Ten days later, Jones and Wasserstein President George Majoros ousted Heyer as CEO. They brought in Hong, a turnaround expert from Alvarez & Marsal, a New York-based management firm.
Heyer worked extremely hard to try and fix Harry & David, says Jones, who insists the moves Heyer made were the right ones.
“We think very highly of Steve,” Jones says. “He’s extraordinarily smart.”
Hong, who had experience reviving Eddie Bauer Holdings Inc. and Spiegel Inc., took the company into bankruptcy a month after arriving. One of her first tasks was to deal with investor demands that she get $23.6 million in unfunded pension liabilities off Harry & David’s books.
Wasserstein & Co. had purchased Harry & David debt when it fell in price after the 2008 holidays. It joined other bondholders in an agreement to lend it an additional $55 million after the company emerged from bankruptcy, Harry & David said in court documents.

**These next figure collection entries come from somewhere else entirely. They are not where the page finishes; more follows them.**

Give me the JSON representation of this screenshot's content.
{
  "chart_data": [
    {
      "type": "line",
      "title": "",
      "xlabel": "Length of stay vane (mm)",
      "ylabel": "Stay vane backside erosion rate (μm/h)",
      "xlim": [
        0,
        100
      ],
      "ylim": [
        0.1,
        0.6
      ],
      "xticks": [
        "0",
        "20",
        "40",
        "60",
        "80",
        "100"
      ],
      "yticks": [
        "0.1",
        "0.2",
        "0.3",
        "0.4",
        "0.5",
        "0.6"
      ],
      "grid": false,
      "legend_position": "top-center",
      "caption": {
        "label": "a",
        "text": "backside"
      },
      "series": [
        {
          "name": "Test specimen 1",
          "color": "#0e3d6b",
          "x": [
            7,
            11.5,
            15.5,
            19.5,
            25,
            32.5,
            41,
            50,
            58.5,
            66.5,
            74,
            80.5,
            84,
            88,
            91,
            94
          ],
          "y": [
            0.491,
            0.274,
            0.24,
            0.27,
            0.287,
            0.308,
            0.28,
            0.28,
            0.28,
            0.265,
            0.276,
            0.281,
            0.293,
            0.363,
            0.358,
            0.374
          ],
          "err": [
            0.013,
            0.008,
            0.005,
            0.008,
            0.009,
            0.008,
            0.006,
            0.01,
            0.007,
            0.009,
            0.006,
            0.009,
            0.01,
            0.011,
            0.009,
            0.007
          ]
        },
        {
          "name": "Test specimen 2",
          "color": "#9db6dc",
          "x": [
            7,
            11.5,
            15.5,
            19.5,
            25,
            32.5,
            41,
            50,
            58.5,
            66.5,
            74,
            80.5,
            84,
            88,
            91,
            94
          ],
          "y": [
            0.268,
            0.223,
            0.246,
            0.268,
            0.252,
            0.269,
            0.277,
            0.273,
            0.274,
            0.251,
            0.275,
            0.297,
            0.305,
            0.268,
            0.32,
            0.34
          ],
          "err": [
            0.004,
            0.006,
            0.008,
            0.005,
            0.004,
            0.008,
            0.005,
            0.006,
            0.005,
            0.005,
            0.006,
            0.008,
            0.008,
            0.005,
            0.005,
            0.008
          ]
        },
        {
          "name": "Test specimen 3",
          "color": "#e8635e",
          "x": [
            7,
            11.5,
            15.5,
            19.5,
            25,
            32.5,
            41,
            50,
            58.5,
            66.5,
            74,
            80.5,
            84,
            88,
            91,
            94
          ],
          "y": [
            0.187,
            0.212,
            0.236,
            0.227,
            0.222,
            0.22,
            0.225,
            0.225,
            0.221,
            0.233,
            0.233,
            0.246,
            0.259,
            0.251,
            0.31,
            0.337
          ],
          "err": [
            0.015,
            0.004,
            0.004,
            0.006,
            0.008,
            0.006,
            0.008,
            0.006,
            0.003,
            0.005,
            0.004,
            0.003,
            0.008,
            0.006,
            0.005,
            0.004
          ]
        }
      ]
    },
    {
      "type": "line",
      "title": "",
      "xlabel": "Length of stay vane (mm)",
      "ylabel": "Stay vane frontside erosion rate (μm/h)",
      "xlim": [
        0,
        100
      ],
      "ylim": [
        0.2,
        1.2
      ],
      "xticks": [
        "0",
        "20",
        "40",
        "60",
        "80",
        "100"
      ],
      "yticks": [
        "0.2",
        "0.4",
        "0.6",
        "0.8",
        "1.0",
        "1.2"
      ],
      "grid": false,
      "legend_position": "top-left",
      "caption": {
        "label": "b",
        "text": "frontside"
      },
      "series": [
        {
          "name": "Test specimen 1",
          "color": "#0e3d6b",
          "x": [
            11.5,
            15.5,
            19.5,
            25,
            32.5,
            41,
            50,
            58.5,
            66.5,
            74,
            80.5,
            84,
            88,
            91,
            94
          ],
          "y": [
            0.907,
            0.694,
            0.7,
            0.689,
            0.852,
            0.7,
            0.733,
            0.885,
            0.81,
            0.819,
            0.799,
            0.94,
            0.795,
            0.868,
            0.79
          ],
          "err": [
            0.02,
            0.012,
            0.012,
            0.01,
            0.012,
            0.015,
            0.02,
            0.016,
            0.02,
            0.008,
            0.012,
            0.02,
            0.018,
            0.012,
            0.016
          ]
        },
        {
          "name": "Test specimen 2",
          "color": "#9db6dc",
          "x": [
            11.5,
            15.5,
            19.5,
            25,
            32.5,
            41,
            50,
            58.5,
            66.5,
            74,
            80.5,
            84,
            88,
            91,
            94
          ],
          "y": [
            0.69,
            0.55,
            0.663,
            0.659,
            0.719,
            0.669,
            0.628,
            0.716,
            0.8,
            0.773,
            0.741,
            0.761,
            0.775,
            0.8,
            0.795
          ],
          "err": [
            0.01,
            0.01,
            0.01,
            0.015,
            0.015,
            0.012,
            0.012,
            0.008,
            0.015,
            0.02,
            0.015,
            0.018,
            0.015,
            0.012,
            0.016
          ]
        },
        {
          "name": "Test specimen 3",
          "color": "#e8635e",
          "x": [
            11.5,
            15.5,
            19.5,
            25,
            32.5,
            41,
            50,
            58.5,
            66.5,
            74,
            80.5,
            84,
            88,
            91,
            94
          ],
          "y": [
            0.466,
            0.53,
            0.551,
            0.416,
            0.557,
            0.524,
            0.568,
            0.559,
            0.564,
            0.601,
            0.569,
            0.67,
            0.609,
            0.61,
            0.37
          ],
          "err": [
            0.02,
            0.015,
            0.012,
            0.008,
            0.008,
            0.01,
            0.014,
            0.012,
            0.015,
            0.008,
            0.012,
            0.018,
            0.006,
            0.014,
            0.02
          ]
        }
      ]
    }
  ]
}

Wasserstein wouldn’t put up the money unless the retirement benefits were turned over to the U.S. Pension Benefit Guaranty Corp., a move that a federal judge would have to bless.
U.S. Bankruptcy Judge Mary F. Walrath in Delaware did so in August, and Harry & David’s unfunded liabilities will now be covered in part by premiums paid by all companies that have defined-benefit pension plans.
The PBGC had argued that the move was unjustified because Harry & David’s survival wasn’t at issue.
“PBGC fought to keep the Harry & David pension plan going because the agency’s analysis found that the company could afford it,” PBGC spokesman Marc Hopkins says in an e-mail. “The plan was terminated largely to increase investor returns, not out of necessity to emerge from bankruptcy.”
When Harry & David came out of bankruptcy on Sept. 14, Wasserstein remained an owner. That means Jones and Majoros will still have a say in how the company is operated in the future. For the citizens of Medford, Oregon, the question remains whether what’s best for Bruce Wasserstein’s heirs is also good for the thousands of people who depend on Harry & David for jobs.